Well it depends on how you decide to treat asymptotic behavior, i.e. - is the solid illuminated at the tangent of a ray? In a practical sense, because of light diffusion it would, but then your question seems pretty theoretical.

For $2$ dimensions: $$x^2+y^2 = 1.$$

Let light source $1$ be at $(0, \infty)$, and source $2$ at $(0, -\infty)$. This would basically make tangents with the circle at essentially $(1,0)$, and $(-1,0)$.

For $n$ dimensions:

$$x_1^2+x_2^2+ \cdots + x_n^2 =1.$$

It's basically the same, where you take a vector, place it at infinity: $(0,0, \dots, \infty)$, $(0,0, \dots, -\infty)$.

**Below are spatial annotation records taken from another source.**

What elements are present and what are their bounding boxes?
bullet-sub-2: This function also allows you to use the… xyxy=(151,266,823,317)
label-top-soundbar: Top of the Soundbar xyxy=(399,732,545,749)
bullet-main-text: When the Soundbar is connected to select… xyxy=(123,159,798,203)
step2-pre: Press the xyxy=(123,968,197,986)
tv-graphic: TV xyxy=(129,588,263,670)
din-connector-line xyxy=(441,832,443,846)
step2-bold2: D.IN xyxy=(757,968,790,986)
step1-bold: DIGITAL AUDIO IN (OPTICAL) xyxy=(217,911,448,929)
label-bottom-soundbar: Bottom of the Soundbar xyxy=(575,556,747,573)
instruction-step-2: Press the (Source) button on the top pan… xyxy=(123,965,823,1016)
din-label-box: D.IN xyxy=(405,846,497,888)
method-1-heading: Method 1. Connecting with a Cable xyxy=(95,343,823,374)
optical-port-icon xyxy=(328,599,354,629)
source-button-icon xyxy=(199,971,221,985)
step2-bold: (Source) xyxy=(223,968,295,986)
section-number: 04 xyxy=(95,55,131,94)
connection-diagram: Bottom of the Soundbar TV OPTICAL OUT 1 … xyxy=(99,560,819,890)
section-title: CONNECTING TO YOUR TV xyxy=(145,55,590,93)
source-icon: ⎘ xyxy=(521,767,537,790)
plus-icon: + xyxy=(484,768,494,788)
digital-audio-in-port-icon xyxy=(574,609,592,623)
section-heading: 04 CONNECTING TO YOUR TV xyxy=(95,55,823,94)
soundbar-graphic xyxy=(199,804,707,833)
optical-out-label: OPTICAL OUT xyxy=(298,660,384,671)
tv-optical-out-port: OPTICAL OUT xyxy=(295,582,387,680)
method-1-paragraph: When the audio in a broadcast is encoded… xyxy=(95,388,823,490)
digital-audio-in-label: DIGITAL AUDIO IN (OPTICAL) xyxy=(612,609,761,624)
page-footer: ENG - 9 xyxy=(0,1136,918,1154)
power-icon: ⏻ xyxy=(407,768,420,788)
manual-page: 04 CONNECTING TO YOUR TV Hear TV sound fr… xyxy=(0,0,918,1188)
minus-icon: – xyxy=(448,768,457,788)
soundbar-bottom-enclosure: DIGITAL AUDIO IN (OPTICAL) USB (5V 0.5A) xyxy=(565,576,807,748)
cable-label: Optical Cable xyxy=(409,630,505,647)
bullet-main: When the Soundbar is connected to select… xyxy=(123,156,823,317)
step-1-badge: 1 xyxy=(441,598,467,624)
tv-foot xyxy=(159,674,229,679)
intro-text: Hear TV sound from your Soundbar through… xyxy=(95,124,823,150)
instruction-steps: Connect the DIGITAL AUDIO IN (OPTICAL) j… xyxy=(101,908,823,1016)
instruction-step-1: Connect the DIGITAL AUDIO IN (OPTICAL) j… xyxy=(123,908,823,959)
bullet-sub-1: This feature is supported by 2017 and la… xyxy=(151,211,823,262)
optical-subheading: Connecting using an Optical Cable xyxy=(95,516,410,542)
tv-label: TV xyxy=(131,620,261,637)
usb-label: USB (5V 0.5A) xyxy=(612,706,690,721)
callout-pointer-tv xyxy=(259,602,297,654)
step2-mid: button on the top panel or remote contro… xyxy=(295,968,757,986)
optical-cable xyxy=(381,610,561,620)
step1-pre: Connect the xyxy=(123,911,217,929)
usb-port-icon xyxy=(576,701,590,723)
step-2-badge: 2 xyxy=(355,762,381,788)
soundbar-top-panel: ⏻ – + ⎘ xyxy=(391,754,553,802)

A similar behaviour with tangents occurs, although they'd happen along a region, rather than just a pair of points.

If you must shed light on those tangents, I guess things get a little more complicated, and $4$ sources of light would be your best bet. This should be correct no matter which dimension, because light sources technically should radiate in all directions anyway, and it's really obvious given the fact that you can always break down the problem into 2d, and it'll be exactly the same, no matter where in the many dimensions you take it in.

Edit: This is mainly because if you place a point at $(0,0, \dots, \infty)$, if you look at it from a 2d perspective from any plane that does not include infinity, the light source basically shines directly onto the solid, since the point actually lies within the region.